Yak dung pat fragmentation decreases yield-scaled growing-season nitrous oxide emissions in an alpine steppe on the Qinghai-Tibetan Plateau

A 120-day field experiment was conducted to investigate the responses of soil N 2 O emissions, plant biomass N content, and N cycling-related functional genes to yak ( Bos grunniens ) dung pat size, including full-size dung pat (FDP), 1/4FDP, 1/8FDP, and 1/16FDP (i.e., FDP split into four, eight, and sixteen equal-sized dung pat fragments) in an alpine steppe on the Qinghai-Tibetan Plateau.
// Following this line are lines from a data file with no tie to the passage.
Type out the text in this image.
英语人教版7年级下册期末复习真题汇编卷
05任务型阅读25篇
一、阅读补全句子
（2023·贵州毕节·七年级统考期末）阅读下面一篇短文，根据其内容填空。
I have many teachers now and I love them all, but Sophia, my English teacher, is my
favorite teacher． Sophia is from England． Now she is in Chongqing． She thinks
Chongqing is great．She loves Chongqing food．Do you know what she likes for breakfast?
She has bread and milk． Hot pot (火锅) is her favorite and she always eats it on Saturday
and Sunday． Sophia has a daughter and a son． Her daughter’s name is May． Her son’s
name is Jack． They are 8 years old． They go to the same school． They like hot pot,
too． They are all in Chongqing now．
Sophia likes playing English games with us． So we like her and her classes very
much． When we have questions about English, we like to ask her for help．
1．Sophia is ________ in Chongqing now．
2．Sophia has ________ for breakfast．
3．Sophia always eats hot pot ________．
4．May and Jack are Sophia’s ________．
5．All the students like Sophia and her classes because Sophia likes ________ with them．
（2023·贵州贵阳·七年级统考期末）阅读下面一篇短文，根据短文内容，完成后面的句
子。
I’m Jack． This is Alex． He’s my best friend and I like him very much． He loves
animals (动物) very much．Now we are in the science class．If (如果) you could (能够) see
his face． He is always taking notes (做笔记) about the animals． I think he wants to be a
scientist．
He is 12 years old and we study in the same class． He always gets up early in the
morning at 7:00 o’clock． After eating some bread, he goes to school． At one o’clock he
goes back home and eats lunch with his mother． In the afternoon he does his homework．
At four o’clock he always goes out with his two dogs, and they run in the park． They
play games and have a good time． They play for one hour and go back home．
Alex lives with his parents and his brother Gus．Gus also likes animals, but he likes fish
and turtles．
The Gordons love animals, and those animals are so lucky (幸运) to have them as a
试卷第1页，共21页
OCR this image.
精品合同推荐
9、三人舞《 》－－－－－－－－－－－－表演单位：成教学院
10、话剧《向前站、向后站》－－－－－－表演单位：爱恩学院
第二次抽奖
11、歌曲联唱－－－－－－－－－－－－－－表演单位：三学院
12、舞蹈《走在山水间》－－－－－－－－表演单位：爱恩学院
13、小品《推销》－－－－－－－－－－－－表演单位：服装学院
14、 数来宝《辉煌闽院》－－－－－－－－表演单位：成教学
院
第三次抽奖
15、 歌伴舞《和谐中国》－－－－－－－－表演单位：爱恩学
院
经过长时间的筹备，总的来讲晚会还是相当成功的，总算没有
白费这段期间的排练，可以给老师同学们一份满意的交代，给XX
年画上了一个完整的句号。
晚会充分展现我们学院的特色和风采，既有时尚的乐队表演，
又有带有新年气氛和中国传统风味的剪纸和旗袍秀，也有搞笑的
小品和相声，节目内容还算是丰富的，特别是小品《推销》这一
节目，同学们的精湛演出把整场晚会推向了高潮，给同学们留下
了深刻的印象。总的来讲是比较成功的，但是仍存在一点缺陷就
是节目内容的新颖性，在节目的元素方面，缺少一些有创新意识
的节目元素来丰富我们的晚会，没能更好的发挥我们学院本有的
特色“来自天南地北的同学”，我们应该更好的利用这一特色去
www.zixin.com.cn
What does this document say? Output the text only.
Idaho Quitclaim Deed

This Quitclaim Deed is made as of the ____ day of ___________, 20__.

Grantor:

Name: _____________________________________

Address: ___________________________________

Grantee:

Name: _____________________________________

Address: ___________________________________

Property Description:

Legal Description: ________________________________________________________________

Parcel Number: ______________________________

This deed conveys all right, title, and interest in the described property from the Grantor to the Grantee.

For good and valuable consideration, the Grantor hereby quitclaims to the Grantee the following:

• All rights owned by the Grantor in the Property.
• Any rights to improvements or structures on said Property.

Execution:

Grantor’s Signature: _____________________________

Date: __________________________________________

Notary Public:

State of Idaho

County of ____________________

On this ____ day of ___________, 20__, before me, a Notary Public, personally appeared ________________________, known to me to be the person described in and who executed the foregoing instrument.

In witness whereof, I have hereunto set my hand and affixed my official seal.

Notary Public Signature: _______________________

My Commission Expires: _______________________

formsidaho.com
The yield-scaled and cumulative N 2 O emissions were lower in the 1/16FDP and 1/8FDP than in the FDP and 1/4FDP treatments. In addition, the 1/16FDP treatment had the smallest N 2 O emission factor (0.002%), possibly due to lower denitrification as shown by the lower nis S, nir K, and nos Z gene copy numbers in the first (day 30) and second (day 72) samplings, and increased aboveground plant N concentration and content, which was 23–32% and 21–36%, respectively, greater than in the other treatments. In conclusion, splitting the yak dung pat into 1/16 fragments would be an effective strategy for managing yak dung to reduce N 2 O emissions and improve aboveground plant biomass N content which enhances the sustainability of alpine steppe ecosystems on the Qinghai-Tibetan Plateau. The implication from this study is that long-term field experiments should be conducted to further investigate the potential antagonistic or synergistic effects of yak dung pat fragmentation combined with other amendments (e.g., nitrogen inhibitors, lime, or biochar) on reducing N 2 O emissions.